Friday, June 16, 2006

Turning 40

After reading Pat Ford’s ESPN article on Johnny Drennen, I started wondering about destiny and fate. For those of you who do not know, Mr. Drennen is the 19-year-old minor league ball player who took Roger Clemens’ pitch and blasted it over the right field wall. Click here to read Pat Ford’s excellent column.

I recently turned 40, and have discovered the accomplishments of those younger than I am make me raise my eyebrows in a mixture of jealousy, resentment, and admiration all at the same time. On the other hand, while it is heartwarming to think that a 43 year old Clemens can still pitch well in the big leagues, it also makes me wonder what I have done with my life.

When I was 32, I turned my life around significantly. I lost nearly 100 lbs, stopped smoking and ran a half-marathon. I was the picture of “you can do anything you set your mind to do”. Yet 8 years later, I find myself putting on weight, struggling to run 2 miles and wondering what happened to my life; Johnny Drennen helped add fuel to this feeling.

While the a common axiom, “you can do anything you set your mind to,” is true to a certain extent, there really are some things I will never be able to do and one of them is play professional baseball. It is also too late to join the military, become an astronaut, a professional athlete or going to the Olympics, (unless they make video games an Olympic event), as is going back to college and joining a Fraternity.
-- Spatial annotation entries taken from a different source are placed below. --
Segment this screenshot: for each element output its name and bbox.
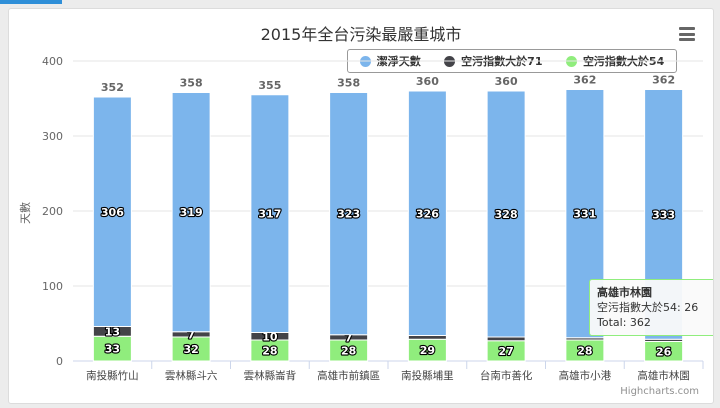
data-label: 317 bbox=[258, 208, 281, 221]
y-tick-label: 200 bbox=[42, 205, 63, 218]
data-label: 27 bbox=[498, 345, 513, 358]
total-label: 360 bbox=[495, 75, 518, 88]
data-label: 331 bbox=[573, 208, 596, 221]
bar-segment[interactable] bbox=[171, 92, 211, 333]
total-label: 362 bbox=[652, 74, 675, 87]
x-tick-label: 南投縣竹山 bbox=[86, 369, 139, 382]
credits-link[interactable]: Highcharts.com bbox=[620, 386, 699, 397]
total-label: 360 bbox=[416, 75, 439, 88]
data-label: 323 bbox=[337, 208, 360, 221]
chart-tooltip: 高雄市林園 空污指數大於54: 26 Total: 362 bbox=[589, 279, 713, 336]
total-label: 352 bbox=[101, 81, 124, 94]
data-label: 28 bbox=[577, 345, 592, 358]
data-label: 28 bbox=[262, 345, 277, 358]
total-label: 355 bbox=[258, 79, 281, 92]
data-label: 33 bbox=[105, 343, 120, 356]
x-tick-label: 南投縣埔里 bbox=[401, 369, 454, 382]
y-tick-label: 300 bbox=[42, 130, 63, 143]
tooltip-value: 空污指數大於54: 26 bbox=[597, 301, 699, 314]
y-tick-label: 100 bbox=[42, 280, 63, 293]
bar-segment[interactable] bbox=[486, 90, 526, 338]
data-label: 319 bbox=[180, 206, 203, 219]
bar-segment[interactable] bbox=[92, 335, 132, 362]
total-label: 362 bbox=[573, 74, 596, 87]
total-label: 358 bbox=[337, 77, 360, 90]
bar-segment[interactable] bbox=[171, 336, 211, 362]
data-label: 328 bbox=[495, 208, 518, 221]
top-tab-accent bbox=[0, 0, 62, 4]
y-tick-label: 400 bbox=[42, 55, 63, 68]
x-tick-label: 高雄市前鎮區 bbox=[317, 369, 380, 382]
total-label: 358 bbox=[180, 77, 203, 90]
bar-segment[interactable] bbox=[407, 335, 447, 340]
x-tick-label: 高雄市小港 bbox=[559, 369, 612, 382]
plot-area: 天數 0 100 200 300 400 南投縣竹山 33 13 306 352 雲林縣斗六 32 7 3… bbox=[19, 55, 704, 382]
chart-title: 2015年全台污染最嚴重城市 bbox=[260, 25, 462, 44]
data-label: 32 bbox=[183, 343, 198, 356]
chart-menu-icon[interactable] bbox=[679, 27, 695, 41]
data-label: 28 bbox=[341, 345, 356, 358]
data-label: 306 bbox=[101, 206, 124, 219]
y-axis-label: 天數 bbox=[19, 202, 32, 224]
data-label: 7 bbox=[187, 328, 195, 341]
tooltip-title: 高雄市林園 bbox=[597, 286, 652, 299]
tooltip-total: Total: 362 bbox=[597, 316, 651, 329]
x-tick-label: 雲林縣崙背 bbox=[244, 369, 297, 382]
bar-segment[interactable] bbox=[486, 336, 526, 342]
data-label: 26 bbox=[656, 345, 672, 358]
data-label: 7 bbox=[345, 331, 353, 344]
data-label: 29 bbox=[420, 344, 435, 357]
bar-segment[interactable] bbox=[92, 96, 132, 327]
x-tick-label: 台南市善化 bbox=[480, 369, 533, 382]
y-tick-label: 0 bbox=[56, 355, 63, 368]
data-label: 326 bbox=[416, 207, 439, 220]
bar-segment[interactable] bbox=[407, 90, 447, 336]
bar-segment[interactable] bbox=[250, 94, 290, 333]
data-label: 333 bbox=[652, 208, 675, 221]
bar-segment[interactable] bbox=[329, 92, 369, 336]
data-label: 13 bbox=[105, 325, 120, 338]
x-tick-label: 雲林縣斗六 bbox=[165, 369, 218, 382]
chart-container: 2015年全台污染最嚴重城市 潔淨天數 空污指數大於71 空污指數大於54 天數… bbox=[8, 8, 714, 404]
x-tick-label: 高雄市林園 bbox=[637, 369, 690, 382]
I imagine most people my age go through this process, and I can accept it as another phase of my life I need to battle through, learn from and then find some kind of happy ground on the other side of this process. Hopefully, I will be able to be happy with my choices when I look back at my life. In the meantime, however, there is some light at the end of the tunnel.

For example, J.K. Rowling was 35 when the first Harry Potter book was published. Another author, Anne Perry was in her late 30’s for her first book. I have also recently learned that the average age of New York Times best selling authors between 1955 and 2004 was 50. Click here for the BBC article. There are also several acquaintances of mine that are older than I am and are in great shape and in good places in their life.

40 is not the end of my life, but neither is it the beginning. Would I really want to go back in time and re-live my life? Personally, I will take the person I am today over the person I was 20 years ago. Right now, I need to find a way to motivate myself and focus on what’s important in my life. I need to take my lifetime worth of experiences and make it work for me. I can’t stop the aging process, but I can find ways to make it a bit easier.

For now, all I can do is blow out the candles and move on. Let's hope I start moving in the right direction.

1 comment:

Anonymous said...

Loved this. Turning 40 was traumatic for me, but not the end of the world after all.